POTONGAN PESAWAT JEPANG YANG HILANG TELAH DITEMUKAN
BUNDAPOKER
Dia menggambarkan kondisi perekam penerbangan sebagai "mengerikan" dan mengatakan bagian memori perangkat itu hilang, membuat para penyelidik masih bertanya-tanya bagaimana jet yang dirancang AS jatuh pada 9 April. Jet dan pilotnya, Mayor Akinori Hosomi, hilang saat dalam misi pelatihan dari Pangkalan Udara Misawa di Jepang utara.
Hosomi, 41 tahun dengan 3.200 jam pengalaman terbang, terakhir terdengar dari saat dia memberi isyarat kepada teman satu timnya bahwa dia harus membatalkan misi sebelum pesawatnya hilang dari radar. Sebuah kapal Penjaga Pantai Jepang dan pesawat militer AS mencari jet tempur Jepang, di perairan Aomori, Jepang utara, Rabu, 10 April 2019.
Potongan sirip ekor pesawat ditemukan dari laut tak lama setelah itu, tetapi mencatat hal lain muncul sampai 3 Mei, ketika kapal pendukung penyelaman laut dalam negeri yang disewa oleh Angkatan Laut AS Van Gogh mengumpulkan bagian dari perekam penerbangan, kata Iwaya, Selasa.
Kapal yang disewa AS itu bertindak berdasarkan informasi yang diperoleh oleh kapal penelitian laut dalam Jepang Kaimei, yang membawa kapal selam dan peralatan yang dioperasikan dari jarak jauh untuk mengambil sampel dari dasar laut.
Kementerian Pertahanan Jepang tidak mengungkapkan secara persis di mana atau pada kedalaman berapa potongan terakhir ditemukan. Pesawat itu berada di timur Pangkalan Udara Misawa di atas Pasifik ketika menghilang.

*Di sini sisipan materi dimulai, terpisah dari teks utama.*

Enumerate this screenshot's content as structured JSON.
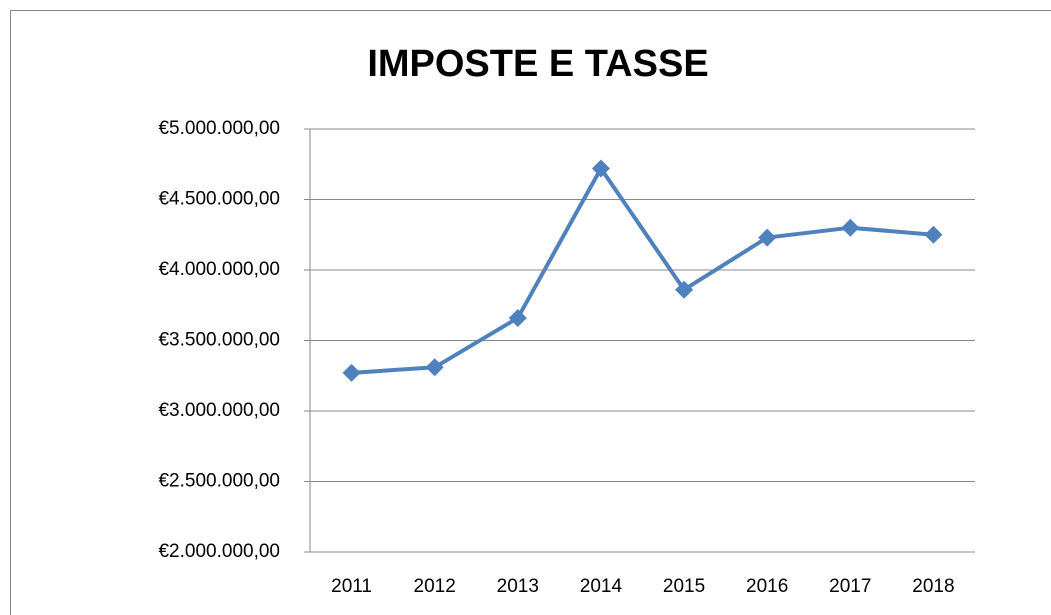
{
  "chart_data": {
    "type": "line",
    "title": "IMPOSTE E TASSE",
    "categories": [
      "2011",
      "2012",
      "2013",
      "2014",
      "2015",
      "2016",
      "2017",
      "2018"
    ],
    "series": [
      {
        "name": "IMPOSTE E TASSE",
        "color": "#4f81bd",
        "values": [
          3270000,
          3310000,
          3660000,
          4720000,
          3860000,
          4230000,
          4300000,
          4250000
        ]
      }
    ],
    "ylim": [
      2000000,
      5000000
    ],
    "yticks": [
      {
        "value": 2000000,
        "label": "€2.000.000,00"
      },
      {
        "value": 2500000,
        "label": "€2.500.000,00"
      },
      {
        "value": 3000000,
        "label": "€3.000.000,00"
      },
      {
        "value": 3500000,
        "label": "€3.500.000,00"
      },
      {
        "value": 4000000,
        "label": "€4.000.000,00"
      },
      {
        "value": 4500000,
        "label": "€4.500.000,00"
      },
      {
        "value": 5000000,
        "label": "€5.000.000,00"
      }
    ],
    "grid": true
  }
}
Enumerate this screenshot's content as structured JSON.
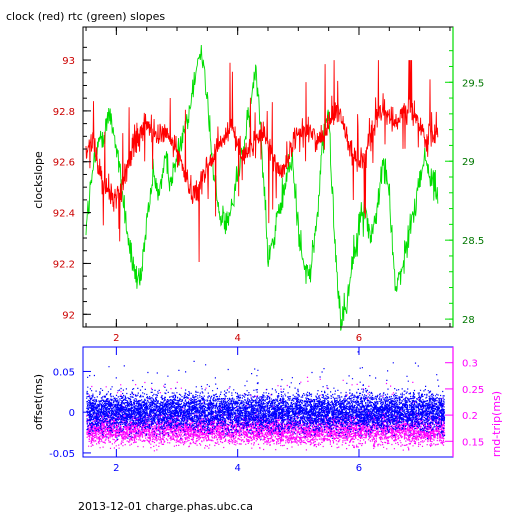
{
  "title": "clock (red) rtc (green) slopes",
  "footer": "2013-12-01 charge.phas.ubc.ca",
  "colors": {
    "red": "#ff0000",
    "green": "#00dd00",
    "blue": "#0000ff",
    "magenta": "#ff00ff",
    "darkred": "#cc0000",
    "axis": "#000000"
  },
  "chart_data": [
    {
      "type": "line",
      "title": "clock (red) rtc (green) slopes",
      "xlabel": "",
      "ylabel": "clockslope",
      "xlim": [
        1.45,
        7.55
      ],
      "ylim": [
        91.95,
        93.13
      ],
      "y2lim": [
        27.95,
        29.85
      ],
      "xticks": [
        "2",
        "4",
        "6"
      ],
      "yticks": [
        "92",
        "92.2",
        "92.4",
        "92.6",
        "92.8",
        "93"
      ],
      "y2ticks": [
        "28",
        "28.5",
        "29",
        "29.5"
      ],
      "series": [
        {
          "name": "clock (red)",
          "axis": "left",
          "color": "#ff0000",
          "x": [
            1.5,
            1.6,
            1.7,
            1.8,
            1.9,
            2.0,
            2.1,
            2.2,
            2.3,
            2.4,
            2.5,
            2.6,
            2.7,
            2.8,
            2.9,
            3.0,
            3.1,
            3.2,
            3.3,
            3.4,
            3.5,
            3.6,
            3.7,
            3.8,
            3.9,
            4.0,
            4.1,
            4.2,
            4.3,
            4.4,
            4.5,
            4.6,
            4.7,
            4.8,
            4.9,
            5.0,
            5.1,
            5.2,
            5.3,
            5.4,
            5.5,
            5.6,
            5.7,
            5.8,
            5.9,
            6.0,
            6.1,
            6.2,
            6.3,
            6.4,
            6.5,
            6.6,
            6.7,
            6.8,
            6.9,
            7.0,
            7.1,
            7.2,
            7.3
          ],
          "y": [
            92.62,
            92.7,
            92.58,
            92.5,
            92.48,
            92.46,
            92.5,
            92.6,
            92.66,
            92.72,
            92.75,
            92.72,
            92.7,
            92.72,
            92.68,
            92.64,
            92.58,
            92.5,
            92.48,
            92.52,
            92.58,
            92.62,
            92.66,
            92.7,
            92.74,
            92.68,
            92.62,
            92.64,
            92.68,
            92.72,
            92.68,
            92.6,
            92.56,
            92.6,
            92.66,
            92.7,
            92.74,
            92.72,
            92.68,
            92.7,
            92.76,
            92.8,
            92.78,
            92.7,
            92.62,
            92.6,
            92.64,
            92.7,
            92.76,
            92.8,
            92.78,
            92.74,
            92.8,
            92.82,
            92.78,
            92.74,
            92.68,
            92.7,
            92.72
          ]
        },
        {
          "name": "rtc (green)",
          "axis": "right",
          "color": "#00dd00",
          "x": [
            1.5,
            1.6,
            1.7,
            1.8,
            1.9,
            2.0,
            2.1,
            2.2,
            2.3,
            2.4,
            2.5,
            2.6,
            2.7,
            2.8,
            2.9,
            3.0,
            3.1,
            3.2,
            3.3,
            3.4,
            3.5,
            3.6,
            3.7,
            3.8,
            3.9,
            4.0,
            4.1,
            4.2,
            4.3,
            4.4,
            4.5,
            4.6,
            4.7,
            4.8,
            4.9,
            5.0,
            5.1,
            5.2,
            5.3,
            5.4,
            5.5,
            5.6,
            5.7,
            5.8,
            5.9,
            6.0,
            6.1,
            6.2,
            6.3,
            6.4,
            6.5,
            6.6,
            6.7,
            6.8,
            6.9,
            7.0,
            7.1,
            7.2,
            7.3
          ],
          "y": [
            28.6,
            28.9,
            29.1,
            29.2,
            29.3,
            29.1,
            28.8,
            28.5,
            28.3,
            28.2,
            28.6,
            28.9,
            28.8,
            29.0,
            28.9,
            29.0,
            29.2,
            29.3,
            29.6,
            29.7,
            29.4,
            28.9,
            28.7,
            28.6,
            28.7,
            28.9,
            29.1,
            29.3,
            29.6,
            29.1,
            28.4,
            28.5,
            28.7,
            28.9,
            29.0,
            28.6,
            28.3,
            28.3,
            28.6,
            29.1,
            29.3,
            28.5,
            28.0,
            28.1,
            28.4,
            28.6,
            28.7,
            28.5,
            28.7,
            29.0,
            28.8,
            28.2,
            28.3,
            28.5,
            28.7,
            28.9,
            29.0,
            28.9,
            28.8
          ]
        }
      ]
    },
    {
      "type": "scatter",
      "xlabel": "",
      "ylabel": "offset(ms)",
      "y2label": "rnd-trip(ms)",
      "xlim": [
        1.45,
        7.55
      ],
      "ylim": [
        -0.055,
        0.08
      ],
      "y2lim": [
        0.12,
        0.33
      ],
      "xticks": [
        "2",
        "4",
        "6"
      ],
      "yticks": [
        "-0.05",
        "0",
        "0.05"
      ],
      "y2ticks": [
        "0.15",
        "0.2",
        "0.25",
        "0.3"
      ],
      "series": [
        {
          "name": "offset(ms)",
          "axis": "left",
          "color": "#0000ff",
          "x_range": [
            1.5,
            7.4
          ],
          "center": 0.0,
          "spread": 0.02
        },
        {
          "name": "rnd-trip(ms)",
          "axis": "right",
          "color": "#ff00ff",
          "x_range": [
            1.5,
            7.4
          ],
          "center": 0.172,
          "spread": 0.02
        }
      ]
    }
  ]
}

Kementerian Pertahanan mengatakan pencarian untuk lebih banyak puing-puing akan berlanjut dan termasuk kapal perusak Jepang serta kapal sewaan komersial yang disewa. Jepang mendaratkan 12 F-35 aktif lainnya dalam armadanya setelah kecelakaan itu. Mereka tetap tidak bertindak saat penyelidikan berlanjut, kata Kementerian Pertahanan.

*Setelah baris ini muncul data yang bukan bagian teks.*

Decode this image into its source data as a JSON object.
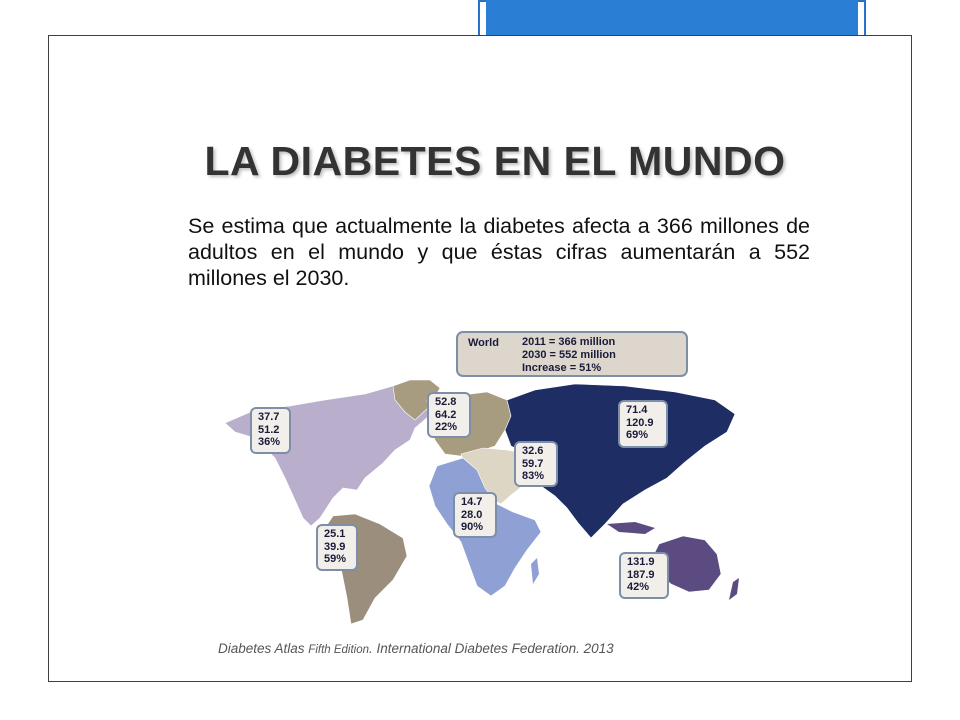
{
  "slide": {
    "title": "LA DIABETES EN EL MUNDO",
    "body": "Se estima que actualmente la diabetes afecta a 366 millones de adultos en el mundo y que éstas cifras aumentarán a 552 millones el 2030."
  },
  "world_box": {
    "label": "World",
    "line_2011": "2011 = 366 million",
    "line_2030": "2030 = 552 million",
    "line_increase": "Increase = 51%"
  },
  "regions": {
    "north_america": {
      "v2011": "37.7",
      "v2030": "51.2",
      "pct": "36%"
    },
    "europe": {
      "v2011": "52.8",
      "v2030": "64.2",
      "pct": "22%"
    },
    "middle_east": {
      "v2011": "32.6",
      "v2030": "59.7",
      "pct": "83%"
    },
    "asia": {
      "v2011": "71.4",
      "v2030": "120.9",
      "pct": "69%"
    },
    "africa": {
      "v2011": "14.7",
      "v2030": "28.0",
      "pct": "90%"
    },
    "south_america": {
      "v2011": "25.1",
      "v2030": "39.9",
      "pct": "59%"
    },
    "western_pacific": {
      "v2011": "131.9",
      "v2030": "187.9",
      "pct": "42%"
    }
  },
  "colors": {
    "north_america": "#b9aecb",
    "europe": "#a79c7f",
    "middle_east": "#ddd6c4",
    "asia": "#1e2d63",
    "africa": "#8fa1d4",
    "south_america": "#9b8e7c",
    "western_pacific": "#5c4b80",
    "accent_blue": "#2a7fd4"
  },
  "citation": {
    "part1": "Diabetes Atlas ",
    "part2": "Fifth Edition",
    "part3": ". International Diabetes Federation. 2013"
  }
}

Dengan 147 dari pesanan $ 100 juta ditambah F-35, Jepang berniat pesawat menjadi andalan angkatan udara selama beberapa dekade mendatang, dan para pejabat mengatakan sejak kecelakaan bahwa keyakinan mereka pada program tidak goyah.
Jet yang jatuh adalah yang pertama dari jalur perakitan Jepang untuk F-35A, salah satu dari tiga varian pesawat. Jepang telah mengumumkan rencana sebelum crash untuk menghentikan produksi di sana pada tahun 2022 dan mengimpor sisa armadanya dari AS.
Amerika Serikat memiliki ratusan jet dalam armadanya dan sesuai pesanan, seperti halnya selusin negara lain. Jet-jet itu terus beroperasi. Angkatan Udara AS F-35As, jenis yang sama dengan jet Jepang yang jatuh, telah menerbangkan misi tempur di Timur Tengah.






0 komentar:
Posting Komentar
Catatan: Hanya anggota dari blog ini yang dapat mengirim komentar.